Subject: Cadence acquires Azuro in what was probably an asset fire sale
> SAN JOSE, CA, 12 Jul 2011 - Cadence Design Systems, Inc. blah blah blah
> today announced it has acquired Azuro that blah blah blah has pioneered
> blah blah unique clock concurrent optimization blah blah that has
> delivered blah blah for high-speed processor designs:
>
> - Power (clock tree power reduction up to 30 percent and total power
> improvements of up to 10 percent)
> - Performance (improvements of up to 100 MHz for a GHz design)
> - Area (clock tree area reduction up to 30 percent)
>
> The blah blah terms of the acquisition were not disclosed. All blah
> blah key personnel will transition to Cadence.
From: John Cooley <jcooley=user domain=zeroskew not mom>
As the little EDA Start-Up That Couldn't Shoot Straight, I believe that
the Cadence acquisition of Azuro was an asset fire sale. Why? Because
even though Azuro might have had some possibly useful technology, they
couldn't market their way out of a wet paper bag!
The first peep of Azuro was in 2005:
25.) Azuro (booth 112) -- a newbie power optimizer that claims to do
magical stuff to your design's clock to get 20% power reduction.
- from http://www.deepchip.com/gadfly/gad060905.html
Then in 2007-2008, Azuro had Toshiba and NXP publically endorse their
PowerCentric clock tree synthesis (CTS) and gate-level clock gating tool.
But after that initial great start, the Azuro folks never got the word
out about any successes in any *independent* EDA venue. They stupidly
seemed to think that putting up canned "user" quotes on Azuro.com and
press releases on the business wire was sufficient! D'oh!
The only time I found Azuro mentioned anywhere by a first-hand user in a
non-Azuro-controlled/non-paid-for web page was again in 2008 in:
Azuro CTS - made with amazing understanding of CTS complexity, no one
else implement the CTS with such attention.
- Dalia Karmon of Zoran
from http://www.deepchip.com/items/0475-03.html
The problem was this one sole "pro" Azuro user comment was burried in a sea
of "pro" Sequence PowerArtist/Cooltime, Calypto PowerPro, Atrenta user
comments -- not to mention all the low power flow marketing that Synopsys,
Mentor, Cadence, Magma were doing back then, too!
Also in 2008, Azuro was #8 in my DAC'08 Cheesy Must See List.
8.) All three of the P&R flows claim to do CTS, but if you use them
they're all crap. This year one company, Azuro, has made it their
bread & butter to focus solely on CTS and post-CTS-optimization.
They claim their PowerCentric tool "reduces clock power by up to
40%. Reduces clock area, insertion delay and skew." Broadcom,
ST, Nvidia, Toshiba, and TI use PowerCentric, too, so it probably
works. Supposedly they have tapeouts in all Big Three P&R flows.
(booth 601) Ask for Marc Swinnen. Freebie: cell phone charger
- from http://www.deepchip.com/gadfly/gad060608.html
But that was way back in 2008.
After 2009, Azuro stopped exhibiting at DAC, which is the Kiss of Death for
any EDA start-up -- hence my speculation, that despite all the rah-rah
cheering in the Cadence press release, this was probably an Azuro fire sale.

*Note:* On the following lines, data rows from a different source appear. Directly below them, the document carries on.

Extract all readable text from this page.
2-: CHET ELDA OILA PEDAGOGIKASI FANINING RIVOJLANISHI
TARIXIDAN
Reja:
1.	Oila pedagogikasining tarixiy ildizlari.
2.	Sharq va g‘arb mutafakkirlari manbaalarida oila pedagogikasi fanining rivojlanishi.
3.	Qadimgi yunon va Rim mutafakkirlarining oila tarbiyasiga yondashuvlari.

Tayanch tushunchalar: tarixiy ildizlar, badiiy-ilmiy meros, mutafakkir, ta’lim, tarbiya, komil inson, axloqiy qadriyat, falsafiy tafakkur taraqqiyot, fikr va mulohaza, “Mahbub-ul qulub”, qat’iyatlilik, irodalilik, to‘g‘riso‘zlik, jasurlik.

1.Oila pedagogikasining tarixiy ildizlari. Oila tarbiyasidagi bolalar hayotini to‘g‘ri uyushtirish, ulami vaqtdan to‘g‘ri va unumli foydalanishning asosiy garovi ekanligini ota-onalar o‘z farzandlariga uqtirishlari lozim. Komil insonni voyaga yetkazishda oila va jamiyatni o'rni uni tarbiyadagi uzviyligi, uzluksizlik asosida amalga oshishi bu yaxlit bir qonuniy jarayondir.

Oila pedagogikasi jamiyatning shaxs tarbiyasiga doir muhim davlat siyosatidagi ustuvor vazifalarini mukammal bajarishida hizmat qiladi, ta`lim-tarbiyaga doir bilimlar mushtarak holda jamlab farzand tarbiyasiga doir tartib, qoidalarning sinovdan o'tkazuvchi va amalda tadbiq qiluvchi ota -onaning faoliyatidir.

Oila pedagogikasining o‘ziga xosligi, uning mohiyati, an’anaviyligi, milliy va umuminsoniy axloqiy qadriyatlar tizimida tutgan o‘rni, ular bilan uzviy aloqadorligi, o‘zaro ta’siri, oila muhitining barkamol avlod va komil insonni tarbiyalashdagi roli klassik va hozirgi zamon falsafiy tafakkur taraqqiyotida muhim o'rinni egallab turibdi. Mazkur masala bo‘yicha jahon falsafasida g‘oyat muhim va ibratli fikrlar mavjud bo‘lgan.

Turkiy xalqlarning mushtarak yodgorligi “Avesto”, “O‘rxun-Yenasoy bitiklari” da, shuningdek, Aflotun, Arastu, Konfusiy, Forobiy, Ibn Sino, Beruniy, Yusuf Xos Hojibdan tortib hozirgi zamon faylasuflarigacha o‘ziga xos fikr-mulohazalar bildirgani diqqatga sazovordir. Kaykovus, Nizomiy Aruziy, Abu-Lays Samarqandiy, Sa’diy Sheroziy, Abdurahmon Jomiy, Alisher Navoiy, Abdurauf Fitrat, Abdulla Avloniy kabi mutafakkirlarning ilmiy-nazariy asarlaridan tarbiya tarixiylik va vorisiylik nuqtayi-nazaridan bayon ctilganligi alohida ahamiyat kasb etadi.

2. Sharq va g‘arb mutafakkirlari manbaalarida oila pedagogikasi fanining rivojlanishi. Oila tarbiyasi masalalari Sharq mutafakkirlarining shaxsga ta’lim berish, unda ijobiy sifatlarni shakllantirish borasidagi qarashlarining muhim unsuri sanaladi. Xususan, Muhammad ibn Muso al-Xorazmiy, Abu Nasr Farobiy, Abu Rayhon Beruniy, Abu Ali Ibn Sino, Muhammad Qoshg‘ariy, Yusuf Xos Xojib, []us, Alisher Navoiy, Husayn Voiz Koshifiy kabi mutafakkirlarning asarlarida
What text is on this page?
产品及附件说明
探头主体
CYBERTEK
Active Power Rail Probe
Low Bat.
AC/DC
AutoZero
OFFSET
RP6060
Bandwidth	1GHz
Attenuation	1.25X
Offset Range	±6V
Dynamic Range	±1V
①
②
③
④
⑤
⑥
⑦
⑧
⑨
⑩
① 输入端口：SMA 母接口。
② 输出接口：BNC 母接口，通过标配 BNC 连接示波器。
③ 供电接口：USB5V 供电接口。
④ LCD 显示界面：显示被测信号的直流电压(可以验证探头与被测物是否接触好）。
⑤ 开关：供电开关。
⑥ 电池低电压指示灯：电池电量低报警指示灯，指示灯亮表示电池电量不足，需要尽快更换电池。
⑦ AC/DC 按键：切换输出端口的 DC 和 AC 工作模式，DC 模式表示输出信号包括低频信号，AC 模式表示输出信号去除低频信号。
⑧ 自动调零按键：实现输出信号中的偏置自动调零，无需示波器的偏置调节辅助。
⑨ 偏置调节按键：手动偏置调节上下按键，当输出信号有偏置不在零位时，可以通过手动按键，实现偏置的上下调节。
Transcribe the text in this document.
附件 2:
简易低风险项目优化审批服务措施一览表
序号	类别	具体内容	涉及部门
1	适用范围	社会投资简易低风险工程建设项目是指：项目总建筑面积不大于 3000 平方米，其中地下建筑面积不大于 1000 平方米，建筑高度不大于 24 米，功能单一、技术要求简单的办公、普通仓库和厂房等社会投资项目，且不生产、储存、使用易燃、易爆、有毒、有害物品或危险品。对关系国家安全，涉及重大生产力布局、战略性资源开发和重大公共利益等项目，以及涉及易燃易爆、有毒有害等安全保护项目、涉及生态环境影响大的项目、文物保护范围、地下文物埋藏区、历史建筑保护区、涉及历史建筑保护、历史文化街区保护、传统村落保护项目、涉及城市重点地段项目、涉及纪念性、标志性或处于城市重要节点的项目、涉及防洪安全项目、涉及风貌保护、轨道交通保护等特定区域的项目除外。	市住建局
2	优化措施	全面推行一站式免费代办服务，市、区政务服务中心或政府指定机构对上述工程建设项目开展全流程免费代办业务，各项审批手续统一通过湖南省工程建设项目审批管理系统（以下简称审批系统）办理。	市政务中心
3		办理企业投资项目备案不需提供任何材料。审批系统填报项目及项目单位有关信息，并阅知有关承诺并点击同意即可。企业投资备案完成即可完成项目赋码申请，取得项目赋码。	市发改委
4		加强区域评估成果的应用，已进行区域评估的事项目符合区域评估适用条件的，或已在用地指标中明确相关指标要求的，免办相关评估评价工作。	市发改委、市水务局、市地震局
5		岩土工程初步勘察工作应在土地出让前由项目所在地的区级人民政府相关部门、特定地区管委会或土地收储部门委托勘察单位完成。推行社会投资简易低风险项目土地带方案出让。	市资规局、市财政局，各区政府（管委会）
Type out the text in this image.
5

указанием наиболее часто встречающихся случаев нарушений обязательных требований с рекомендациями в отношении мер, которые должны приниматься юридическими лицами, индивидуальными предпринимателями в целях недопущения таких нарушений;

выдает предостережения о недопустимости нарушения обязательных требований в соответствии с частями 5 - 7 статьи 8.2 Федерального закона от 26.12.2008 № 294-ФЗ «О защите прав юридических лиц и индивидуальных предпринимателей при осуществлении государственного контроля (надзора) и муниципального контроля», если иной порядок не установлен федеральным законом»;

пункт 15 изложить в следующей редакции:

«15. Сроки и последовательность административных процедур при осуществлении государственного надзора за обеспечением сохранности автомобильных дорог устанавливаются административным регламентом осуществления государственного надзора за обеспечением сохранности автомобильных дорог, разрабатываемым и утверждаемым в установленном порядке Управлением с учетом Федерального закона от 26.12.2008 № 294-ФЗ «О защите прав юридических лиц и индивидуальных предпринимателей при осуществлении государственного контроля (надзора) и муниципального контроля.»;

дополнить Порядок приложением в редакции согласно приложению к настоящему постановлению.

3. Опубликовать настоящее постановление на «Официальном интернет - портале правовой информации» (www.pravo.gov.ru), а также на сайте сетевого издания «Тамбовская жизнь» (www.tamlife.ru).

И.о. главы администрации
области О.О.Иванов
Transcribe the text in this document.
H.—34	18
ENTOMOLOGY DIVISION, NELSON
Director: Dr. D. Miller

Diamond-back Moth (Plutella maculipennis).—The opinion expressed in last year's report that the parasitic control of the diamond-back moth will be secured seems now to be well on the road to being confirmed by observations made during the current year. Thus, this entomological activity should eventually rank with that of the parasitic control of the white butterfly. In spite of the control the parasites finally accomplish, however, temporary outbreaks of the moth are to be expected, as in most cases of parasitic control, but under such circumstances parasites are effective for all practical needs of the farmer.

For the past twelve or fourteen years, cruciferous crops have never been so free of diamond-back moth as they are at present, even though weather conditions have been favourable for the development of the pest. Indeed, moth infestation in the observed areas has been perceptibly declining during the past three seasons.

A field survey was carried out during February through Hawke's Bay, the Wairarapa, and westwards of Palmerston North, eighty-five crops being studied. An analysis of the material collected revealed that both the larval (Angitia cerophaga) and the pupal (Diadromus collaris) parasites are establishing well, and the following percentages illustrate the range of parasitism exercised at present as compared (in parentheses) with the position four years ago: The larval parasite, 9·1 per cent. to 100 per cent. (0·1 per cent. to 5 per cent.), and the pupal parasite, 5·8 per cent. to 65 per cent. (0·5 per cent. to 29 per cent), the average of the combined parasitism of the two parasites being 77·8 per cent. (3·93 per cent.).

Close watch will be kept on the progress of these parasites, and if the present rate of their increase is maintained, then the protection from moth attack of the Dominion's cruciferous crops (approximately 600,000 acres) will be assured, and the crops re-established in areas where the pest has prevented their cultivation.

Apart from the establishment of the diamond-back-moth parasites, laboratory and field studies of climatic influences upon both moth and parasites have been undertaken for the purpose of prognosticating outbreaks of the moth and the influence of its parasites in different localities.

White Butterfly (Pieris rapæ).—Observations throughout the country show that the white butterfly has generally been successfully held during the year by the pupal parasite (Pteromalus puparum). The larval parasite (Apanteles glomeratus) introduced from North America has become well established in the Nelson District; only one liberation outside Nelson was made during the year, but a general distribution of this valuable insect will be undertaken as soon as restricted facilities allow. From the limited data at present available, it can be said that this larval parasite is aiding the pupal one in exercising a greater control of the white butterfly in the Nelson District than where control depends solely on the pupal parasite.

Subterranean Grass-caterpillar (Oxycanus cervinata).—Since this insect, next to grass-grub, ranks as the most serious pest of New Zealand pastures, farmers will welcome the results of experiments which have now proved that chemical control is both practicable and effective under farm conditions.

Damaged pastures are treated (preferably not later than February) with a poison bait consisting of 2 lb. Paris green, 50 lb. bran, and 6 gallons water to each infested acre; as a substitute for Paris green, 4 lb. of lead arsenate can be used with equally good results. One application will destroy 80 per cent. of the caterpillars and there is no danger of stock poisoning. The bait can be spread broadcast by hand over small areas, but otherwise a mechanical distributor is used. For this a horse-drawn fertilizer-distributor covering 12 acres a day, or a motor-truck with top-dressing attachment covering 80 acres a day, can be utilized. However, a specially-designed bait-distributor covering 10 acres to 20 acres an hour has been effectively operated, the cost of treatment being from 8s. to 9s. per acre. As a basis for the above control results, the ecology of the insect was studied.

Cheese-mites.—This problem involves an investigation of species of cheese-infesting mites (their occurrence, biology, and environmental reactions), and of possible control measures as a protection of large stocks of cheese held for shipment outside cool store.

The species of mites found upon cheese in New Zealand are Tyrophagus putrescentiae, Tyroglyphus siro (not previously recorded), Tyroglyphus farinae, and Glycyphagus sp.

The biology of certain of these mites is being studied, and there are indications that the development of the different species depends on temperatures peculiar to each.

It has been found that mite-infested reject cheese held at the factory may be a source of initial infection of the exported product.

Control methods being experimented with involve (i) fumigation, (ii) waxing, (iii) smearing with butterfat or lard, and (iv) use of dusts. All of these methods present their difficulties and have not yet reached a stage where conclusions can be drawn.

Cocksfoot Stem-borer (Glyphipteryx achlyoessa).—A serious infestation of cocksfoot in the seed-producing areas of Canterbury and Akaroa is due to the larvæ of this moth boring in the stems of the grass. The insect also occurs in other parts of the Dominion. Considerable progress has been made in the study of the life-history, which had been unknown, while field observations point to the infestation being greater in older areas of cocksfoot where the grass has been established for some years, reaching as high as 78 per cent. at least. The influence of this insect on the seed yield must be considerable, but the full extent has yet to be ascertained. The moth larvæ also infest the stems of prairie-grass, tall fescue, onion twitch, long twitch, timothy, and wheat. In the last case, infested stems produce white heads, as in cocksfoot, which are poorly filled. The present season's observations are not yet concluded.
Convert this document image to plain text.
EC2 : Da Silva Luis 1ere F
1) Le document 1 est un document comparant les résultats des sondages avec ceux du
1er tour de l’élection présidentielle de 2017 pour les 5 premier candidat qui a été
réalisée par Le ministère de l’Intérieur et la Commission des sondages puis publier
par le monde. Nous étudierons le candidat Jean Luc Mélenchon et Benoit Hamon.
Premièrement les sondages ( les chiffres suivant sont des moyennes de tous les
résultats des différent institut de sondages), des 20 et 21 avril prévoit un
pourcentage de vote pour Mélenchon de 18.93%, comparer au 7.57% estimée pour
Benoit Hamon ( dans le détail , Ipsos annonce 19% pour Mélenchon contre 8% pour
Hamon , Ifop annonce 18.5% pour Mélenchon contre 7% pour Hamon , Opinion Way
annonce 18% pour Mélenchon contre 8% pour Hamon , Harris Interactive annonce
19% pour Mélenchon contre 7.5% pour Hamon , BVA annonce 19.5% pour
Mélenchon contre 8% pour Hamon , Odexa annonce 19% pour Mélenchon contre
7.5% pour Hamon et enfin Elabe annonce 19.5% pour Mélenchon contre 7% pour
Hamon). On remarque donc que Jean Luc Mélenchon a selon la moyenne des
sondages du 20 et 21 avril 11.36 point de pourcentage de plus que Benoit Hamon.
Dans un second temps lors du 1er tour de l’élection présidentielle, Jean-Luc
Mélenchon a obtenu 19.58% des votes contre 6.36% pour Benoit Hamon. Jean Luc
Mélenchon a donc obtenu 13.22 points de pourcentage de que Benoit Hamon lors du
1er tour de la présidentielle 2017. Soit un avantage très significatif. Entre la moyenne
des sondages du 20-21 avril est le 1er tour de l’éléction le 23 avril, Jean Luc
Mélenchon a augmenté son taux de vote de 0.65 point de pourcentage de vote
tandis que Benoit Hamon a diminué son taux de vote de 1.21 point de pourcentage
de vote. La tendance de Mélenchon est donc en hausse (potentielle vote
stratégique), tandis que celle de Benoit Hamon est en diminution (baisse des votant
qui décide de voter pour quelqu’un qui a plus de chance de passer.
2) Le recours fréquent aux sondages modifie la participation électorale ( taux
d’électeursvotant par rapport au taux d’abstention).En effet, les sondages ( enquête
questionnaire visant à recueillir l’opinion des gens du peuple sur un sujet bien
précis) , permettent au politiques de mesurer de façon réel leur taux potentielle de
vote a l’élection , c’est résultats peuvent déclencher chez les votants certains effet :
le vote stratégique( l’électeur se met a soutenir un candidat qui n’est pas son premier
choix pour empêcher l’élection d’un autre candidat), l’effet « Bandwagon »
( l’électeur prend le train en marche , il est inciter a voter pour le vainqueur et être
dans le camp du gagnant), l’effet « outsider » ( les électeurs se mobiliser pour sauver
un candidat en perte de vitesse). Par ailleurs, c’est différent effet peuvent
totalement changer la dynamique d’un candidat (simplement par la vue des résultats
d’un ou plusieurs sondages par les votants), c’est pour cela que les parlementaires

I seriously doubt that Paul Cunningham, co-founder and CEO of Azuro, nor his
VC backers walked away with any gravy dollars in this deal.
Keep in mind that this is just my opinion. I could be wrong.
- John Cooley
DeepChip.com Holliston, MA
P.S. One neat thing, though, is that Cadence Encounter users will now get
Azuro PowerCentric CTS as immediate upgrade add-on. Cool!